Вдруг на самом дне балки полыхнуло бесшумное зарево костра и вырвало из темноты мохнатые конские головы, усталые лица людей в холодном блеске патронташей и винтовок.
Сташинский, Варя и Харченко отъехали в сторону и тоже спешились.
— Ничего, теперь отдохнем, ог-гонек запалим! — с нарочитой и никого не веселящей бодростью говорил Харченко. — Ну-ка, за хворостом!..

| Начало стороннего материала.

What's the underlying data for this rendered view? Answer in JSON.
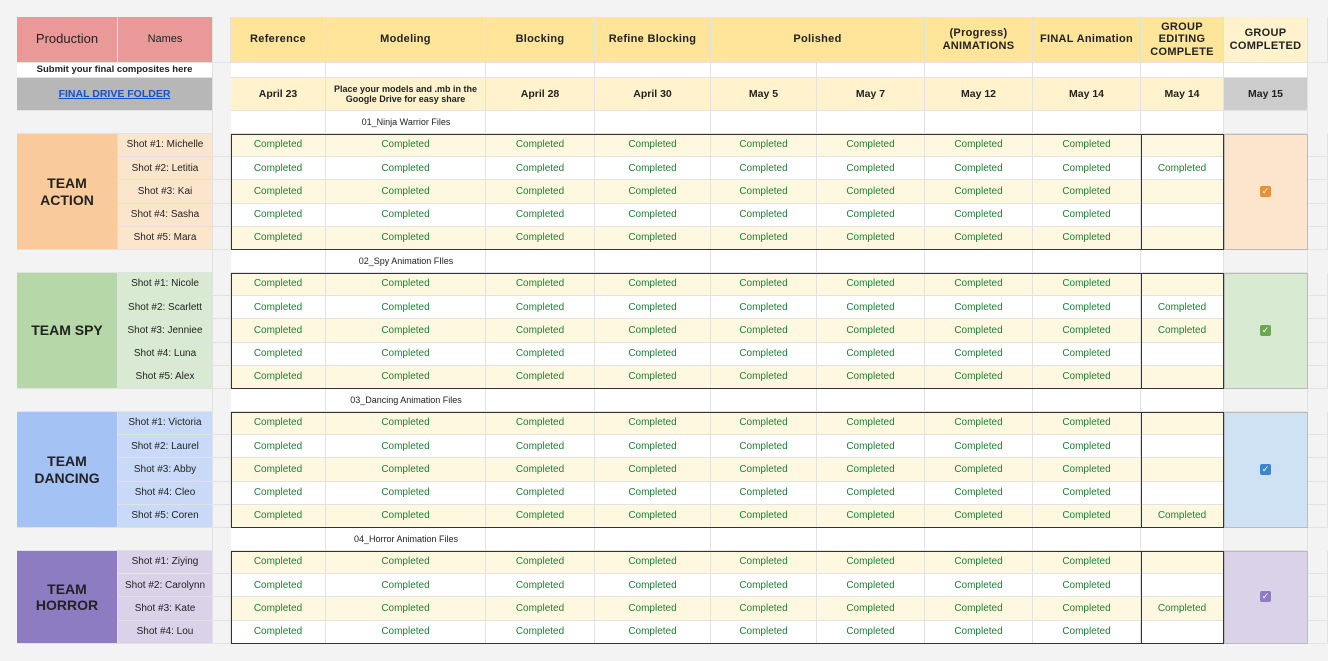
{
  "header": {
    "production": "Production",
    "names": "Names",
    "columns": [
      "Reference",
      "Modeling",
      "Blocking",
      "Refine Blocking",
      "Polished",
      "(Progress)\nANIMATIONS",
      "FINAL Animation",
      "GROUP\nEDITING\nCOMPLETE",
      "GROUP\nCOMPLETED"
    ],
    "submit_note": "Submit your final composites here",
    "drive_folder": "FINAL DRIVE FOLDER",
    "dates": [
      "April 23",
      "Place your models and .mb in the Google Drive for easy share",
      "April 28",
      "April 30",
      "May 5",
      "May 7",
      "May 12",
      "May 14",
      "May 14",
      "May 15"
    ]
  },
  "teams": [
    {
      "name": "TEAM\nACTION",
      "folder": "01_Ninja Warrior Files",
      "group_completed": true,
      "shots": [
        {
          "name": "Shot #1: Michelle",
          "statuses": [
            "Completed",
            "Completed",
            "Completed",
            "Completed",
            "Completed",
            "Completed",
            "Completed",
            "Completed"
          ]
        },
        {
          "name": "Shot #2: Letitia",
          "statuses": [
            "Completed",
            "Completed",
            "Completed",
            "Completed",
            "Completed",
            "Completed",
            "Completed",
            "Completed"
          ],
          "group_editing": "Completed"
        },
        {
          "name": "Shot #3: Kai",
          "statuses": [
            "Completed",
            "Completed",
            "Completed",
            "Completed",
            "Completed",
            "Completed",
            "Completed",
            "Completed"
          ]
        },
        {
          "name": "Shot #4: Sasha",
          "statuses": [
            "Completed",
            "Completed",
            "Completed",
            "Completed",
            "Completed",
            "Completed",
            "Completed",
            "Completed"
          ]
        },
        {
          "name": "Shot #5: Mara",
          "statuses": [
            "Completed",
            "Completed",
            "Completed",
            "Completed",
            "Completed",
            "Completed",
            "Completed",
            "Completed"
          ]
        }
      ]
    },
    {
      "name": "TEAM SPY",
      "folder": "02_Spy Animation FIles",
      "group_completed": true,
      "shots": [
        {
          "name": "Shot #1: Nicole",
          "statuses": [
            "Completed",
            "Completed",
            "Completed",
            "Completed",
            "Completed",
            "Completed",
            "Completed",
            "Completed"
          ]
        },
        {
          "name": "Shot #2: Scarlett",
          "statuses": [
            "Completed",
            "Completed",
            "Completed",
            "Completed",
            "Completed",
            "Completed",
            "Completed",
            "Completed"
          ],
          "group_editing": "Completed"
        },
        {
          "name": "Shot #3: Jenniee",
          "statuses": [
            "Completed",
            "Completed",
            "Completed",
            "Completed",
            "Completed",
            "Completed",
            "Completed",
            "Completed"
          ],
          "group_editing": "Completed"
        },
        {
          "name": "Shot #4: Luna",
          "statuses": [
            "Completed",
            "Completed",
            "Completed",
            "Completed",
            "Completed",
            "Completed",
            "Completed",
            "Completed"
          ]
        },
        {
          "name": "Shot #5: Alex",
          "statuses": [
            "Completed",
            "Completed",
            "Completed",
            "Completed",
            "Completed",
            "Completed",
            "Completed",
            "Completed"
          ]
        }
      ]
    },
    {
      "name": "TEAM\nDANCING",
      "folder": "03_Dancing Animation Files",
      "group_completed": true,
      "shots": [
        {
          "name": "Shot #1: Victoria",
          "statuses": [
            "Completed",
            "Completed",
            "Completed",
            "Completed",
            "Completed",
            "Completed",
            "Completed",
            "Completed"
          ]
        },
        {
          "name": "Shot #2: Laurel",
          "statuses": [
            "Completed",
            "Completed",
            "Completed",
            "Completed",
            "Completed",
            "Completed",
            "Completed",
            "Completed"
          ]
        },
        {
          "name": "Shot #3: Abby",
          "statuses": [
            "Completed",
            "Completed",
            "Completed",
            "Completed",
            "Completed",
            "Completed",
            "Completed",
            "Completed"
          ]
        },
        {
          "name": "Shot #4: Cleo",
          "statuses": [
            "Completed",
            "Completed",
            "Completed",
            "Completed",
            "Completed",
            "Completed",
            "Completed",
            "Completed"
          ]
        },
        {
          "name": "Shot #5: Coren",
          "statuses": [
            "Completed",
            "Completed",
            "Completed",
            "Completed",
            "Completed",
            "Completed",
            "Completed",
            "Completed"
          ],
          "group_editing": "Completed"
        }
      ]
    },
    {
      "name": "TEAM\nHORROR",
      "folder": "04_Horror Animation Files",
      "group_completed": true,
      "shots": [
        {
          "name": "Shot #1: Ziying",
          "statuses": [
            "Completed",
            "Completed",
            "Completed",
            "Completed",
            "Completed",
            "Completed",
            "Completed",
            "Completed"
          ]
        },
        {
          "name": "Shot #2: Carolynn",
          "statuses": [
            "Completed",
            "Completed",
            "Completed",
            "Completed",
            "Completed",
            "Completed",
            "Completed",
            "Completed"
          ]
        },
        {
          "name": "Shot #3: Kate",
          "statuses": [
            "Completed",
            "Completed",
            "Completed",
            "Completed",
            "Completed",
            "Completed",
            "Completed",
            "Completed"
          ],
          "group_editing": "Completed"
        },
        {
          "name": "Shot #4: Lou",
          "statuses": [
            "Completed",
            "Completed",
            "Completed",
            "Completed",
            "Completed",
            "Completed",
            "Completed",
            "Completed"
          ]
        }
      ]
    }
  ]
}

— … Всегда вот так — вовремя не остановимся, а потом страдаем, — рассуждал он тем же малоутешительным тоном, шаря руками в мокрой траве и действительно страдая — от сырости, от темноты, от боязни, что его укусит змея, и от угрюмого молчания Сташинского. — Помню, вот тоже с Сучана шли — давно б уж заночевать пора, хоть глаз выколи, а мы…
«И зачем он говорит все это? — думала Варя. — Сучан… куда-то они шли… глаза выкололи. Ну, кому все это нужно теперь? Ведь все, все уже кончилось, и ничего не будет». Ей хотелось есть, и от этого как-то усиливалось другое ощущение — немой и сдавленной пустоты, которую она теперь ничем не могла заполнить. Она едва не расплакалась.
Однако, поев и отогревшись, все трое повеселели, и окружавший их темно-синий, чужой и холодный мир показался уже своим, уютным и теплым.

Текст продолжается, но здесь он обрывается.